L’équipe Global Climate Change de Schroders estime depuis longtemps que les conséquences du changement climatique ne sont pas prises en compte par les marchés. On considère généralement que les marchés financiers ont une bonne capacité à intégrer rapidement les changements mineurs à court terme des perspectives des entreprises, mais qu’ils peinent à prendre en compte l’incertitude, les points d’inflexion et les ruptures. Le changement climatique entre dans ces trois catégories.
Incertitude
Combien de temps faudra-t-il aux électeurs et aux décideurs politiques pour reconnaître que les conséquences à long terme de l’inaction dépassent de loin les coûts d’une transition rapide vers des sources d’énergie autres que les combustibles fossiles ? Les électeurs soutiendront-ils les politiques gouvernementales visant zéro émission nette de carbone en 2050 ou s’en détourneront-ils en période de tensions économiques ?
Points d’inflexion
Les points d’inflexion sont rarement identifiables sur le moment. Seuls sont perceptibles les indicateurs précurseurs du changement. Il est souvent difficile d’être convaincu de la possibilité d’une situation radicalement différente de la situation actuelle, et il est rassurant d’identifier les raisons pour lesquelles le changement peut être lent.

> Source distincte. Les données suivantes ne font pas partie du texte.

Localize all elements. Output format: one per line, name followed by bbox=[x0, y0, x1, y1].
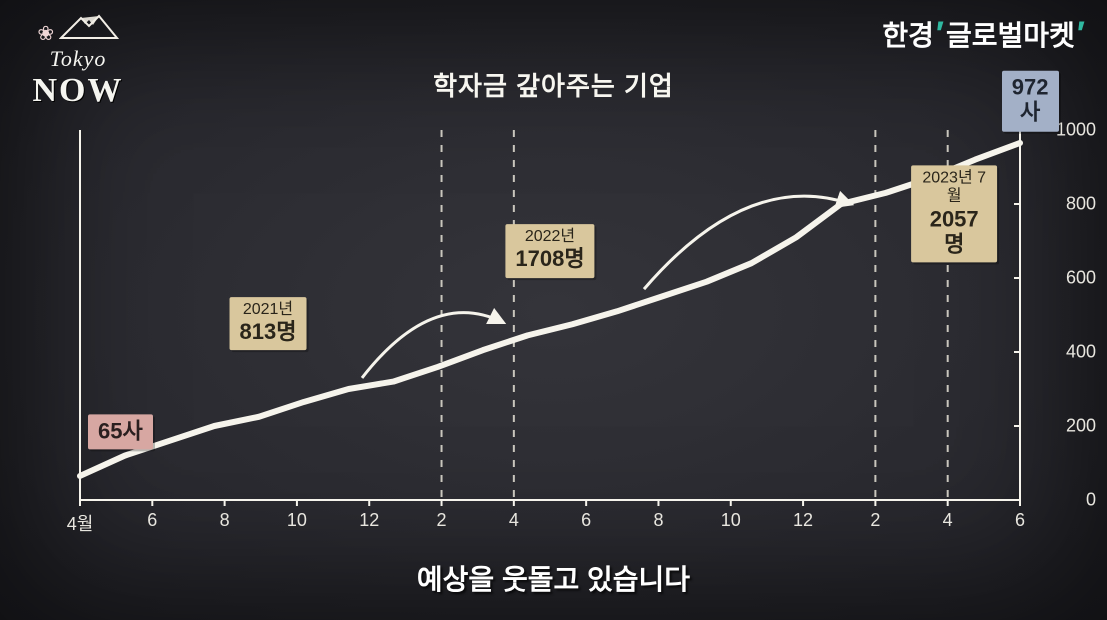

La substitution des énergies renouvelables et des véhicules électriques à l’énergie et la mobilité dépendantes des combustibles fossiles est sans conteste à un point d’inflexion, et il est maintenant possible d’envisager une décarbonation complète de ces industries grâce à la technologie existante. Néanmoins, peu d’investisseurs apprécient l’ampleur des changements en cours.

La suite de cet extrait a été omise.